The Reid proposal, by contrast, would cut the $155 billion over 10 years to $127.5 billion over 10 years, or just a bit under $13 billion a year for the farm safety net.

To the outside observer, this $14 billion a year to $13 billion a year change may appear to be a fairly small.  In fact, many a big town paper editorial board would no doubt compete in a race to be the first to charge that there is little difference between the two and declare it a fiscal scandal either way.

However, within agriculture circles, it may appear to be a huge change and an insurmountable challenge.

In the academic community, a different question might be asked: if we were starting from scratch, could a decent, modern, equitable safety net be designed that would cost $13 billion a year?  How about $12 billion?  Or $10 or $11 billion? If so, what would it look like?

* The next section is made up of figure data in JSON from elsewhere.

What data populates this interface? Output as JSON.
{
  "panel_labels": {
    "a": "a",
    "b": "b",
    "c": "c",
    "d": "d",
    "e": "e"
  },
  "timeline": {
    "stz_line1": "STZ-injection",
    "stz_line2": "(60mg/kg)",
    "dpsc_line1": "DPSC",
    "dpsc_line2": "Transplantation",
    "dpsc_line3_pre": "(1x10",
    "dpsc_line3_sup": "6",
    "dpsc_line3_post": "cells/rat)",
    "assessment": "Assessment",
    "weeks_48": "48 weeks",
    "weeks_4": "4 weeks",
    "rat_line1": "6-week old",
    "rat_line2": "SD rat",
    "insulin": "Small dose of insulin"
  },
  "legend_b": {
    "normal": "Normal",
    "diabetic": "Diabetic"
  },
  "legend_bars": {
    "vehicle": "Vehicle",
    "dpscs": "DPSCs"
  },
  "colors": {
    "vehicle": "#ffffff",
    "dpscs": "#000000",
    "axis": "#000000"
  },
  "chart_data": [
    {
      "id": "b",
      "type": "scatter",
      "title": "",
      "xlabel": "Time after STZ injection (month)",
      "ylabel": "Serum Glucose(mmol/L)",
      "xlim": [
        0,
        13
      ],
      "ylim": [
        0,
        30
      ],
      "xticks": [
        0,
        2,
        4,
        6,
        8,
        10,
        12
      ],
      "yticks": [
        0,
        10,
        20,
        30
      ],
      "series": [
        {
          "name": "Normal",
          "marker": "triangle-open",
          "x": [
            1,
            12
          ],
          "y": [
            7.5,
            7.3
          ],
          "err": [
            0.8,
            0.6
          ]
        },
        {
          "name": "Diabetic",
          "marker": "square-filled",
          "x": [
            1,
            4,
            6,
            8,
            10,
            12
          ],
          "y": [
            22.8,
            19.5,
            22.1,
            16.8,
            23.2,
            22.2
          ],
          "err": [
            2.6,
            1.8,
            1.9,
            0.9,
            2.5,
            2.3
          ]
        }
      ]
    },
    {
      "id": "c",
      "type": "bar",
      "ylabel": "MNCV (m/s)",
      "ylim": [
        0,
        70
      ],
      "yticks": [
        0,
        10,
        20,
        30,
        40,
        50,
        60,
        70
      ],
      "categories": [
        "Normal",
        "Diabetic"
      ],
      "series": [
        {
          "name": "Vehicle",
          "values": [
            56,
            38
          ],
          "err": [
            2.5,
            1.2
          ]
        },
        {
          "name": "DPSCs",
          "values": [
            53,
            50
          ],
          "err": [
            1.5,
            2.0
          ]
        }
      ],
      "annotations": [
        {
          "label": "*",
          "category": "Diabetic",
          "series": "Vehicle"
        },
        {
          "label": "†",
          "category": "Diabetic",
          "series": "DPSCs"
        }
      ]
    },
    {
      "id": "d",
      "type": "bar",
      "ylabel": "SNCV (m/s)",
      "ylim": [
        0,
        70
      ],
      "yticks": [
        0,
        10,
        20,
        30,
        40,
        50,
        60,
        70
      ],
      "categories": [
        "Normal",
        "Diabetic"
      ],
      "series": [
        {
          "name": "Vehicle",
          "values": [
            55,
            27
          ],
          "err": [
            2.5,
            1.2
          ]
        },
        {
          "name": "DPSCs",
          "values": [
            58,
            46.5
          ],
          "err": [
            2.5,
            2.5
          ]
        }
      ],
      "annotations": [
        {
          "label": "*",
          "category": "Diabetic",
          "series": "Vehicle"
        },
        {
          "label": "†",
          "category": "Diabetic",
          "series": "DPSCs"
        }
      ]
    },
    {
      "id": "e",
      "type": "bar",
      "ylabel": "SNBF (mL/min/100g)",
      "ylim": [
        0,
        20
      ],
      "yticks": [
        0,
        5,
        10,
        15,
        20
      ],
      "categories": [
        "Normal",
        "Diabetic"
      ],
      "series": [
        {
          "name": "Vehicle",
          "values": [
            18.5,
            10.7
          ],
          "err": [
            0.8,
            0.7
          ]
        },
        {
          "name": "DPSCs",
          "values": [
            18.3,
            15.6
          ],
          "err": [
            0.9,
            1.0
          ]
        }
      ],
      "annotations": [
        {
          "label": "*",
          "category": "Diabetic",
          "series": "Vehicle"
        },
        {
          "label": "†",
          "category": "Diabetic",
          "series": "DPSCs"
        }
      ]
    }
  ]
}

But in the policy world, you never get to start from scratch, but you do at least occasionally get to ask some fundamental questions.  With a new farm bill temporarily on hold while we go through the next three man-made fiscal battles over sequestration, a continuing resolution, and the debt ceiling, now is not a bad time to get those questions on the table.  Questions such as —

  • Should we subsidize every last acre on every last farm now matter how big the farm, no matter how wealthy the owner, no matter if the beneficiary is a Wall Street investor or an actual working farmer, and no matter how much the subsidy further concentrates agricultural assets and wealth?
  • Should we consider it written in stone that farmers should have insurance options in which the taxpayer covers as much as 80 percent of the premium, or is 75 percent or 70 percent sufficiently generous as a top limit?
  • Is it good public policy to effectively guarantee, on the taxpayer’s dime, high returns to private crop insurance companies without effective competition?
  • Is it not such a great idea to have both commodity title and crop insurance title program options to cover part of the insurance deductible, or is such built-in redundancy actually important to cover different types of agriculture or different types of risk?
  • Is it good public policy to continue to offer subsidized insurance so investors can break out brand new cropland from our shrinking pool of native grasslands, land that more often than not is marginal enough for crop production that it guarantees high future insurance payouts?
  • How far should a new farm bill go to create risk management and insurance options for all of agriculture, or is it not actually a major public policy issue at this point in time for the vast majority of support to go to the small handful of major commodity grain, feed, and fiber crops?
  • Should well established, financially secure farms get the same insurance premium subsidy as new, young and beginning farmers?  Should organic farmers be forced to continue to pay more for crop insurance even while getting payments in case of a disaster at lower conventional market prices?  And so on.

One of the problems with the crop insurance and shallow loss debates from the first two rounds on the new farm bill (the 2011 super committee round and the 2012 regular order round) was the lack of interest, with limited exceptions, to delve very far into questions such as these.  In our view, now is a good time to have a deeper discussion, and it may well be wiser for agriculture to get behind significant changes in the direction of real reform (and a bit more deficit reduction) than to circle the wagons and let change happen by way of popular — though perhaps less practical — floor  amendments or budget cliff deals.

 


Categories: Budget and Appropriations, Farm Bill


One response to “Time for a Deeper Farm Safety Net Discussion?”

  1. Leslie Everett says:

    Conservation compliance was not mentioned in the article above. It needs to be tied to subsidized crop insurance in order to protect wetlands, native prairie and highly erodable land. With the reduction in commodity subsidies, there is less incentive to stay in compliance now.